Now let’s rewrite it to hooks. For this we will use useState and useCallback

  • useState – creates a state and returns ValueNotifier<T>

    Whenever the ValueNotifier is updated, the widget ( ValueListenableBuilder use optional). At the first call, you need to specify the initial value, then it is ignored.

  • useCallback – function caching based on a list of keys.

    Convenient useMemoized wrapper for callbacks

  • useMemoized – caching a value based on a list of keys.

class MyHomePage extends HookWidget {
  const MyHomePage({Key? key, required this.title}) : super(key: key);

  final String title;

  @override
  Widget build(BuildContext context) {
    final counter = useState(0);
    final increment = useCallback(() => counter.value++, [counter]);
    // or useMemoized(() => () => counter.value++, [counter]);
    
    return Scaffold(
      appBar: AppBar(
        title: Text(title),
      ),
      body: Center(
        child: Column(
          mainAxisAlignment: MainAxisAlignment.center,
          children: <Widget>[
            const Text(
              'You have pushed the button this many times:',
            ),
            Text(
              '${counter.value}',
              style: Theme.of(context).textTheme.headline4,
            ),
          ],
        ),
      ),
      floatingActionButton: FloatingActionButton(
        onPressed: increment,
        tooltip: 'Increment',
        child: const Icon(Icons.add),
      ),
    );
  }
}

Okay, let’s do something more interesting.

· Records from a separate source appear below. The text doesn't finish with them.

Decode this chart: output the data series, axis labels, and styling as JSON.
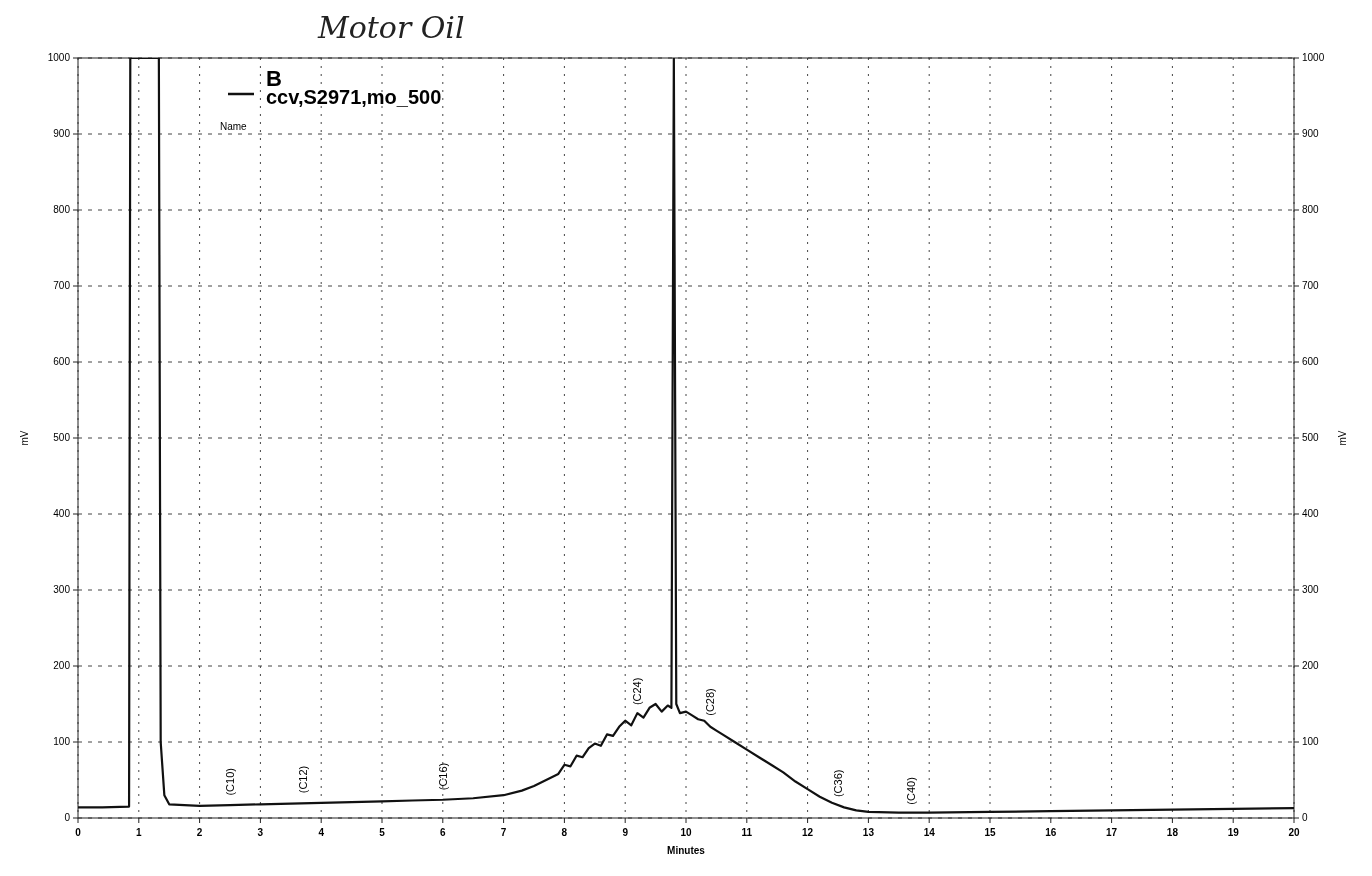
{
  "chart_data": {
    "type": "line",
    "title": "Motor Oil",
    "xlabel": "Minutes",
    "ylabel": "mV",
    "y2label": "mV",
    "legend_title": "B",
    "x": [
      0,
      0.4,
      0.84,
      0.86,
      1.33,
      1.36,
      1.42,
      1.5,
      2,
      2.5,
      3,
      3.5,
      4,
      4.5,
      5,
      5.5,
      6,
      6.5,
      7,
      7.3,
      7.5,
      7.7,
      7.9,
      8.0,
      8.1,
      8.2,
      8.3,
      8.4,
      8.5,
      8.6,
      8.7,
      8.8,
      8.9,
      9.0,
      9.1,
      9.2,
      9.3,
      9.4,
      9.5,
      9.6,
      9.7,
      9.76,
      9.8,
      9.84,
      9.9,
      10.0,
      10.1,
      10.2,
      10.3,
      10.4,
      10.5,
      10.6,
      10.8,
      11.0,
      11.2,
      11.4,
      11.6,
      11.8,
      12.0,
      12.2,
      12.4,
      12.6,
      12.8,
      13.0,
      13.5,
      14,
      15,
      16,
      17,
      18,
      19,
      20
    ],
    "series": [
      {
        "name": "ccv,S2971,mo_500",
        "color": "#111111",
        "values": [
          14,
          14,
          15,
          1000,
          1000,
          100,
          30,
          18,
          16,
          17,
          18,
          19,
          20,
          21,
          22,
          23,
          24,
          26,
          30,
          36,
          42,
          50,
          58,
          70,
          68,
          82,
          80,
          92,
          98,
          95,
          110,
          108,
          120,
          128,
          122,
          138,
          132,
          145,
          150,
          140,
          148,
          145,
          1000,
          150,
          138,
          140,
          135,
          130,
          128,
          120,
          115,
          110,
          100,
          90,
          80,
          70,
          60,
          48,
          38,
          28,
          20,
          14,
          10,
          8,
          7,
          7,
          8,
          9,
          10,
          11,
          12,
          13
        ]
      }
    ],
    "annotations": [
      "Name",
      {
        "text": "(C10)",
        "x": 2.5,
        "y": 19
      },
      {
        "text": "(C12)",
        "x": 3.7,
        "y": 22
      },
      {
        "text": "(C16)",
        "x": 6,
        "y": 26
      },
      {
        "text": "(C24)",
        "x": 9.2,
        "y": 138
      },
      {
        "text": "(C28)",
        "x": 10.4,
        "y": 124
      },
      {
        "text": "(C36)",
        "x": 12.5,
        "y": 17
      },
      {
        "text": "(C40)",
        "x": 13.7,
        "y": 7
      }
    ],
    "xlim": [
      0,
      20
    ],
    "xticks": [
      0,
      1,
      2,
      3,
      4,
      5,
      6,
      7,
      8,
      9,
      10,
      11,
      12,
      13,
      14,
      15,
      16,
      17,
      18,
      19,
      20
    ],
    "ylim": [
      0,
      1000
    ],
    "yticks": [
      0,
      100,
      200,
      300,
      400,
      500,
      600,
      700,
      800,
      900,
      1000
    ],
    "y2lim": [
      0,
      1000
    ],
    "y2ticks": [
      0,
      100,
      200,
      300,
      400,
      500,
      600,
      700,
      800,
      900,
      1000
    ],
    "grid": true,
    "legend": "top left",
    "line_style": "solid",
    "marker": "none"
  }
}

Let’s say we want to use Stream… There is a hook for this useStream… First, let’s write a simple Stream with flowers.

Stream<Color> colorsStream() async* {
  final myColors = [
    Colors.blue,
    Colors.red,
    Colors.yellow,
    Colors.grey,
    Colors.green,
  ];
  while (true) {
    for (final color in myColors) {
      await Future.delayed(const Duration(milliseconds: 1000));
      yield color;
    }
  }
}

Stream is, let’s use.

class MyHomePage extends HookWidget {
  const MyHomePage({Key? key}) : super(key: key);

  @override
  Widget build(BuildContext context) {
    final stream = useMemoized(() => colorsStream());
    final color = useStream(stream, initialData: Colors.white);

    return Scaffold(
      body: Center(
        child: AnimatedContainer(
          height: 300,
          width: 300,
          duration: const Duration(milliseconds: 500),
          decoration: BoxDecoration(
            borderRadius: BorderRadius.circular(20),
            color: color.data,
          ),
        ),
      ),
    );
  }
}
This is what the result looks like
This is what the result looks like

Using useStream call build will occur for each new event, so consider when you create Stream in method build

The functionality of the library does not end there, it provides a large number of methods:

Description of methods and links to documentation

Basic primitives:

Hooks for working with asynchronous operations:

Hooks for managing the state:

Hooks for working with animations:

Rest:

Outcome

That’s all, thanks for your time, I hope you are as interested in the idea of ​​using hooks in Flutter as I am.